Today’s meditation for the first week of Lent comes from Tomáš Halík’s Touch the Wounds. This excerpt explores the way we can observe the wounds of the world, encouraging us to find courage in moments of darkness through our relationship with our faith – always seeking answers in moments of both peace and pain.


We’re part of a world full of wounds. For many people, the dark cloud of pain conceals the certainty of faith; the face of a benevolent God is hidden in the darkness that we are passing through together. But the Easter scene that inspired this book can speak to us with enormous urgency precisely at such a time. It is through Jesus’s wounds that the Apostle Thomas sees God.

Let us not seek God in the storms and earthquakes. . . . Like the prophet Elijah on Mount Horeb, we are more likely to find God in a quiet breeze, or in the unaffected expressions of love and solidarity, and in everyday heroism generated in the dark hours of calamities. It is in those expressions of love and service, which restore our hope and the courage to live and not give up, that true holiness manifests itself. That is where God happens … Scripture doesn’t express the unity of the Father and the Son in dogmatic definitions, but in a dramatic story. Part of that drama are also the moments of painful abandonment, as witness Jesus’s cry on the cross. Sometimes the time between the darkness of the cross and the dawn of Sunday morning is long and arduous. The present book seeks also to address those who are enduring such moments – and it is not intended to offer them “religious opium” – sweet-sounding clichés of tawdry pious reassurance.

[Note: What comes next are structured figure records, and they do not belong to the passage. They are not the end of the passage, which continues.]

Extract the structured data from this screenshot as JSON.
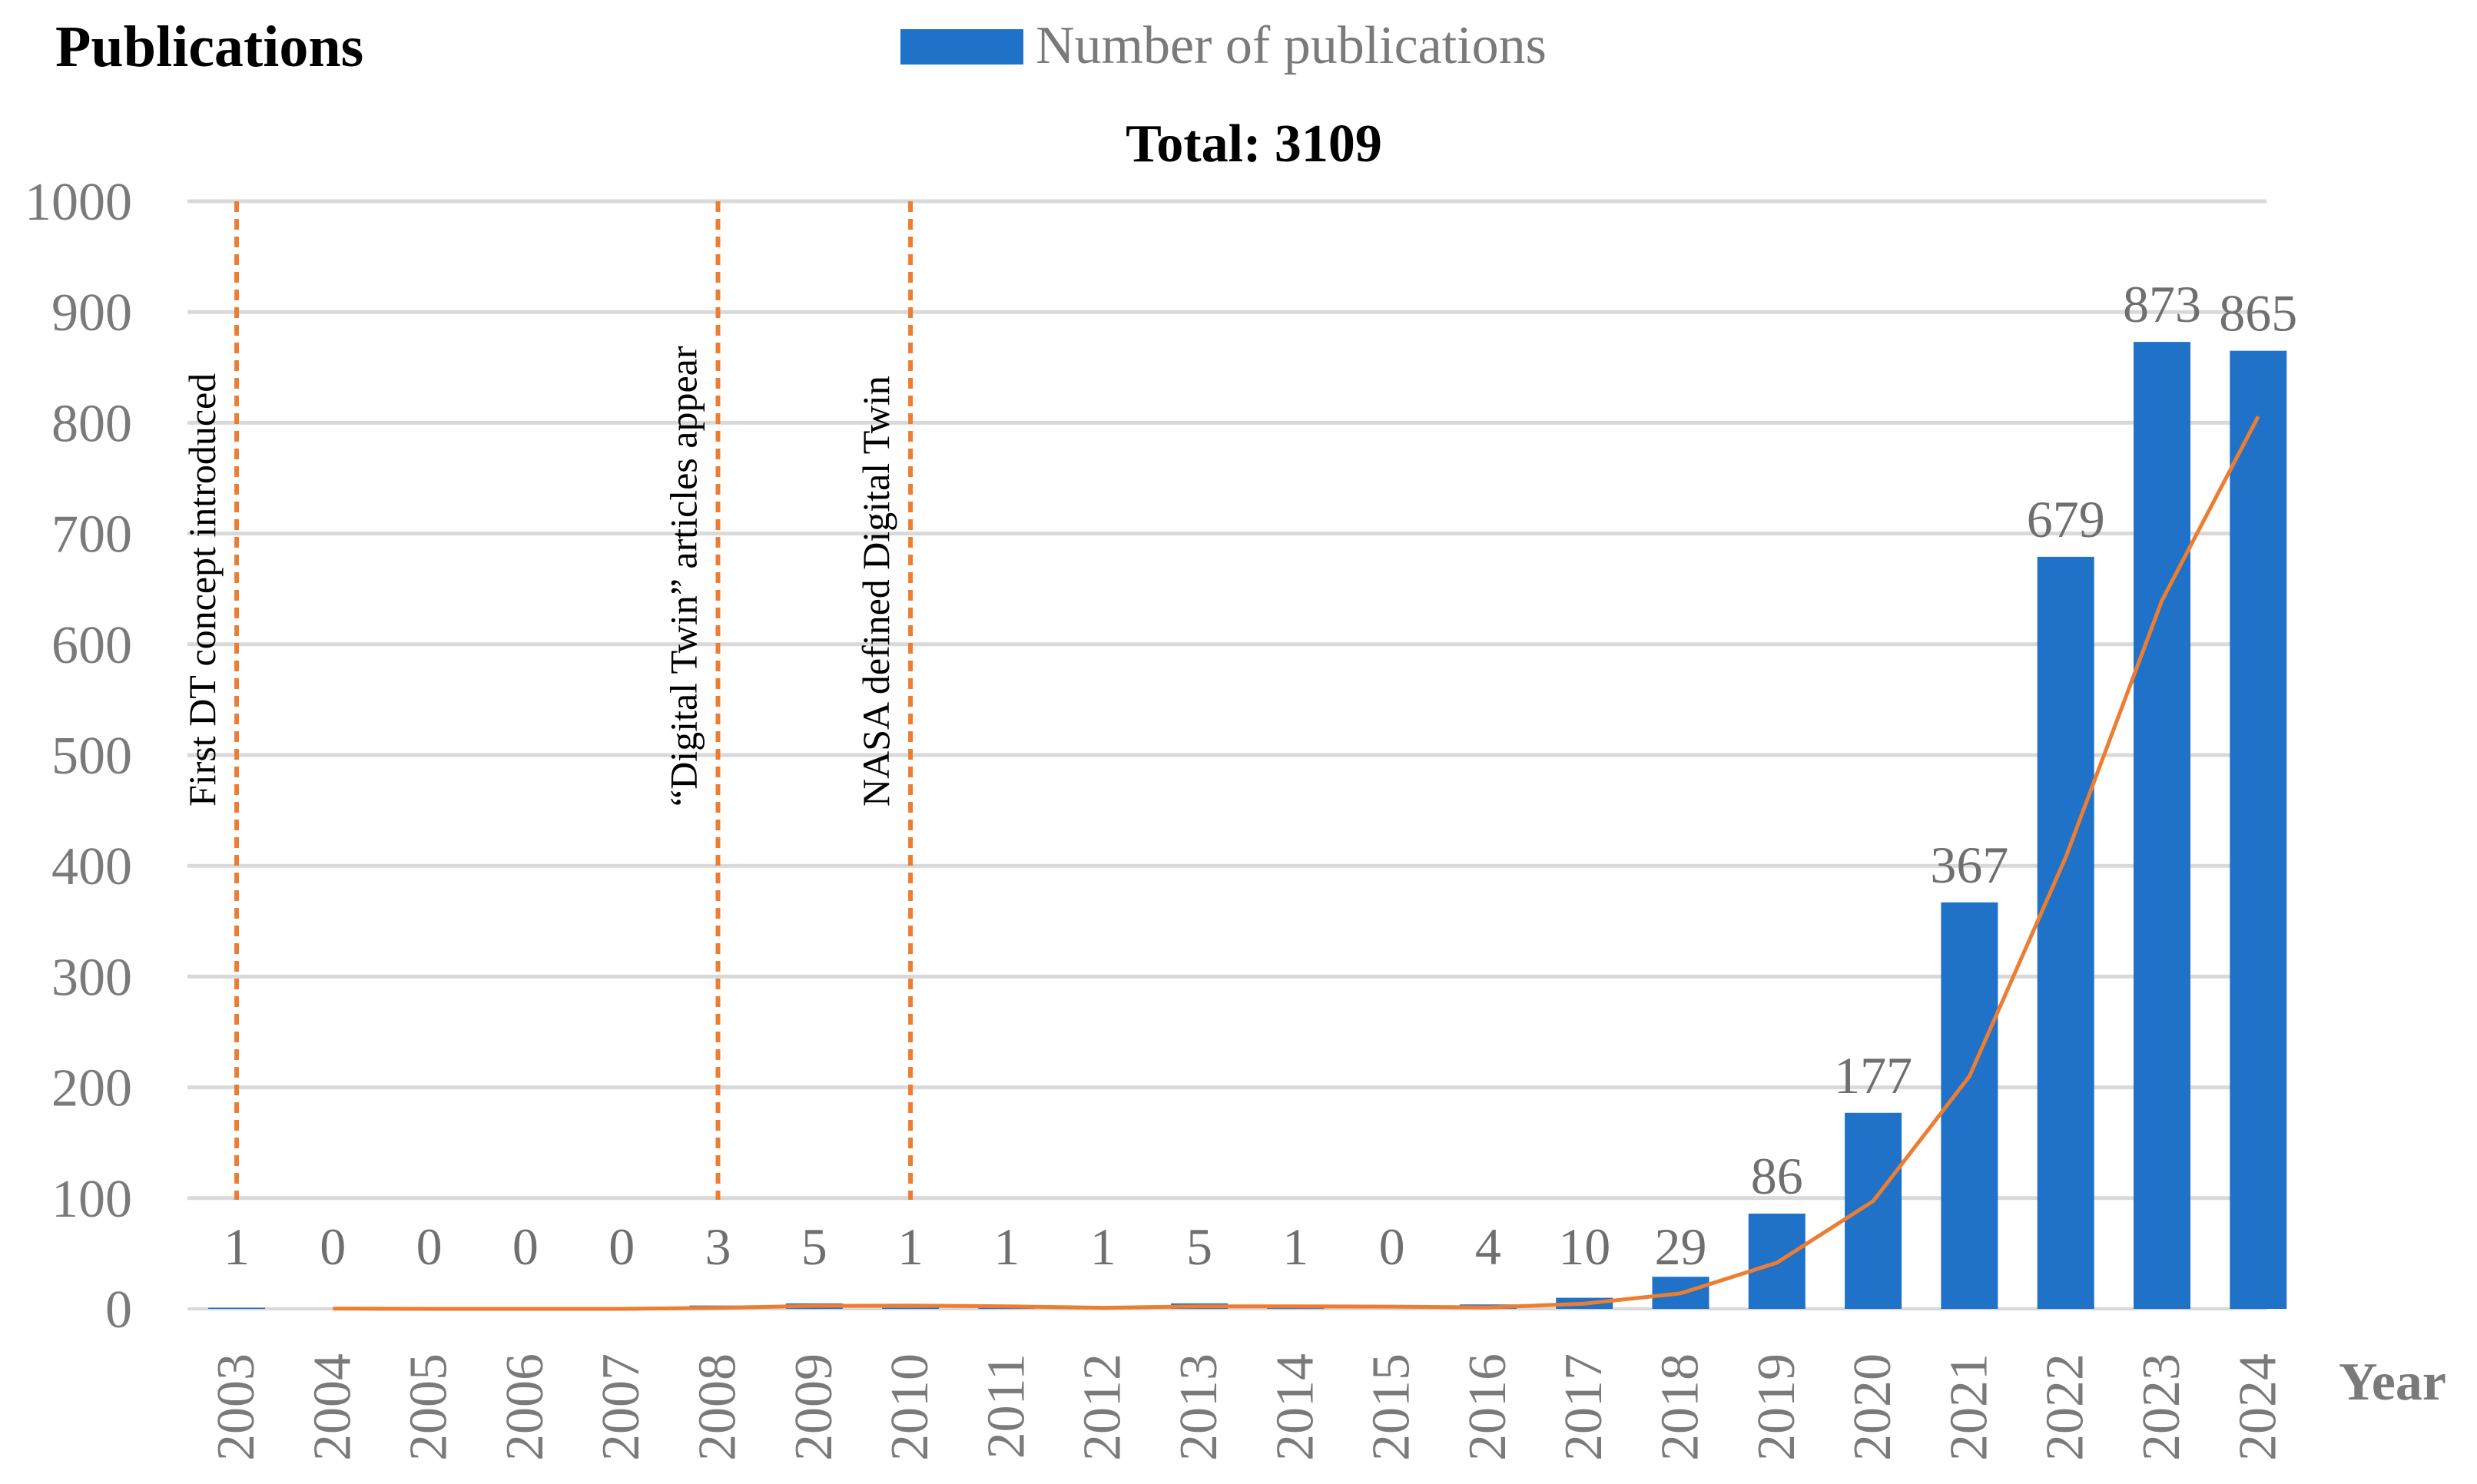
{
  "chart_data": {
    "type": "bar",
    "title": "Total: 3109",
    "ylabel": "Publications",
    "xlabel": "Year",
    "ylim": [
      0,
      1000
    ],
    "yticks": [
      0,
      100,
      200,
      300,
      400,
      500,
      600,
      700,
      800,
      900,
      1000
    ],
    "grid": true,
    "legend_position": "top",
    "categories": [
      "2003",
      "2004",
      "2005",
      "2006",
      "2007",
      "2008",
      "2009",
      "2010",
      "2011",
      "2012",
      "2013",
      "2014",
      "2015",
      "2016",
      "2017",
      "2018",
      "2019",
      "2020",
      "2021",
      "2022",
      "2023",
      "2024"
    ],
    "series": [
      {
        "name": "Number of publications",
        "type": "bar",
        "color": "#1f72c8",
        "values": [
          1,
          0,
          0,
          0,
          0,
          3,
          5,
          1,
          1,
          1,
          5,
          1,
          0,
          4,
          10,
          29,
          86,
          177,
          367,
          679,
          873,
          865
        ]
      },
      {
        "type": "line",
        "color": "#ed7d31",
        "x": [
          "2004",
          "2005",
          "2006",
          "2007",
          "2008",
          "2009",
          "2010",
          "2011",
          "2012",
          "2013",
          "2014",
          "2015",
          "2016",
          "2017",
          "2018",
          "2019",
          "2020",
          "2021",
          "2022",
          "2023",
          "2024"
        ],
        "values": [
          0.3,
          0,
          0,
          0,
          1,
          2.7,
          3,
          2.3,
          1,
          2.3,
          2.3,
          2,
          1.3,
          4.7,
          14,
          41.7,
          97.3,
          210,
          407.7,
          639.7,
          805.7
        ]
      }
    ],
    "annotations": [
      {
        "text": "First DT concept introduced",
        "x": "2003"
      },
      {
        "text": "“Digital Twin” articles appear",
        "x": "2008"
      },
      {
        "text": "NASA defined Digital Twin",
        "x": "2010"
      }
    ],
    "annotation_color": "#ed7d31"
  }
}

Let us not expect faith to provide the answers to every question. Instead we should derive from it the courage to step into the cloud of mystery and bear life’s many open questions and paradoxes. St Paul tells us that here on earth we see only in part, as in a mirror, as in a riddle. Faith mustn’t stop seeking and questioning, it must not petrify into an ideology. It must not abandon its openness to an eschatological future.